Abstract

According to the representative data of the Tumor Registry Munich, 38.1 % of prostate cancer patients received a primary androgen deprivation, whereas 20.5 % had an adjuvant hormonal treatment. Following surgical castration being the most common form of androgen deprivation, 5 alpha-dihydrotestosterone is still present in prostate cancer tissue. Therefore, a maximal androgen blockade (MAB) consisting of a chemical or surgical castration plus a pure or antigonadotropic antiandrogen, has been proposed. Indeed, MAB lowers the dihydrotestosterone-androgen-receptor complex and suppresses the growth-factor dominated signal transduction. This leads to a measurable increase of apoptosis. New is the finding that LHRH as well as LH (for example following surgical castration) are bound by receptors located at the prostate cancer cell. In 30 phase-III trials, MAB has been tested against monotherapy and a cancer-specific survival advantage of 3 to 6 months and a approximately 6-month delay of progression was demonstrated.
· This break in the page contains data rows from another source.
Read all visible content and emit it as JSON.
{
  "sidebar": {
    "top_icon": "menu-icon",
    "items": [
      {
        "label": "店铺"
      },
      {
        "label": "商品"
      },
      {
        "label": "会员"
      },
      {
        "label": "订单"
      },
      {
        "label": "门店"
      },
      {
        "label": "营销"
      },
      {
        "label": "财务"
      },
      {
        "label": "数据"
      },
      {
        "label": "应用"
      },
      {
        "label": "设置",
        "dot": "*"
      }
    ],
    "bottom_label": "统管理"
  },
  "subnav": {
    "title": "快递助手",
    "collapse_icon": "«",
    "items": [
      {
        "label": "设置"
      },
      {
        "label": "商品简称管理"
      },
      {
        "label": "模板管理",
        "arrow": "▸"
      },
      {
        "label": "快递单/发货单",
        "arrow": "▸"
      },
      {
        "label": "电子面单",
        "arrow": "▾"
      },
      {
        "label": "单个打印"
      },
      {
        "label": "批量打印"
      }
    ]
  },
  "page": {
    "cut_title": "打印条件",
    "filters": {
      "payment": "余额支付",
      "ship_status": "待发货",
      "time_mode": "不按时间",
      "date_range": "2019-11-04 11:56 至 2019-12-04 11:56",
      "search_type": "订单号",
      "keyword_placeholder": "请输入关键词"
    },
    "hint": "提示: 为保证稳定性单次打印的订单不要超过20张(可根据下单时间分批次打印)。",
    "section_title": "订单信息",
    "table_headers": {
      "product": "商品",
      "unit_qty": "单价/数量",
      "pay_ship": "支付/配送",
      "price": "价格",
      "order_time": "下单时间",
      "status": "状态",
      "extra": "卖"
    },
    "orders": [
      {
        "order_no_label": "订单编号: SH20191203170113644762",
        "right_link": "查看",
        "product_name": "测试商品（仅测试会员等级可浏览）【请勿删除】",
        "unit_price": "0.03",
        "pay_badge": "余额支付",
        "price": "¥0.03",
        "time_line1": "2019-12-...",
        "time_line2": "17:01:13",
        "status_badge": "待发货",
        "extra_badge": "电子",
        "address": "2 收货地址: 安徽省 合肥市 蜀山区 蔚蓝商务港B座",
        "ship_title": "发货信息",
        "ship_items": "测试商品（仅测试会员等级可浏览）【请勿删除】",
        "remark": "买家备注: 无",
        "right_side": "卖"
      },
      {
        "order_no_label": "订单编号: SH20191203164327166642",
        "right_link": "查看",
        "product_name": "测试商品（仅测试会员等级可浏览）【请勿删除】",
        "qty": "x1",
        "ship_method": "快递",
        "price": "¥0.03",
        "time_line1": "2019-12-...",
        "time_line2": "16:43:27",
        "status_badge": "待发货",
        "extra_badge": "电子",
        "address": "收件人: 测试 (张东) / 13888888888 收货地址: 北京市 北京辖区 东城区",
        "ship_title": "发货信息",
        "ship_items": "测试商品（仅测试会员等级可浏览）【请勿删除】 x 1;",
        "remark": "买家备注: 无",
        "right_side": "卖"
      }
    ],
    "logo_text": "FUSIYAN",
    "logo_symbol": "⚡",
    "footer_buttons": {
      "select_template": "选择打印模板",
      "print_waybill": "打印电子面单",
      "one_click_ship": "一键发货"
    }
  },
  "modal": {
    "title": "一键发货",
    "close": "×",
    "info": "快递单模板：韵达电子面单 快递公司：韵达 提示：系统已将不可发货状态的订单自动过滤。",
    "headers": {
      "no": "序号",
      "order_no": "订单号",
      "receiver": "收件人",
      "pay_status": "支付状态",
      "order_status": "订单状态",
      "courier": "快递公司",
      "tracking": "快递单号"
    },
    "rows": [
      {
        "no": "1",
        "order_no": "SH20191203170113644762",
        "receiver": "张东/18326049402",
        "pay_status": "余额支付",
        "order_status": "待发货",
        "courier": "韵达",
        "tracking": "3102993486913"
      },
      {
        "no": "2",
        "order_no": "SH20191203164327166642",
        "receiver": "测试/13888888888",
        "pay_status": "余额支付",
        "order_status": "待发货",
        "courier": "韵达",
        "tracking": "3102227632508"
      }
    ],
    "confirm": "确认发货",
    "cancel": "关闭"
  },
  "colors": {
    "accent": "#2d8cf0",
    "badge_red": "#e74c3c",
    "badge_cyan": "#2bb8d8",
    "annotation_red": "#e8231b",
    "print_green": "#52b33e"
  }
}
The most effective form of MAB is the combination of a LHRH agonist - in contrast to surgical castration - with a well-tolerated pure antiandrogen. The quality of life during MAB is low, if a pure antiandrogen such as flutamide is used which leads to rather serious side-effects. At the present time, special indications for MAB are patients with minimal metastases, bone pain at the time of diagnosis, a neoadjuvant or adjuvant application in combination with a radical prostatectomy or radiotherapy and particularly intermittent androgen deprivation which is tested at the present time in at least 5 international studies. An endocrine withdrawal syndrome is observed in approximately 30 % of patients, if, following a PSA-relapse, the antiandrogen is discontinued. Little notice has been given to the use of prognosticators for the decision, whether a MAB is useful or not. Patients with good prognostic factors as defined by Sylvester have a clear advantage, if MAB is compared to monotherapy, whereas patients with a pure prognosis did not benefit. In addition to these prognostic factors up-front, the PSA dynamics under an initial MAB may be employed for the decision, if this form of androgen deprivation is to be continued or not. In essence, in contrast to a general use of MAB a more differential application based on quality-of-life issues and prognosis should be preferred.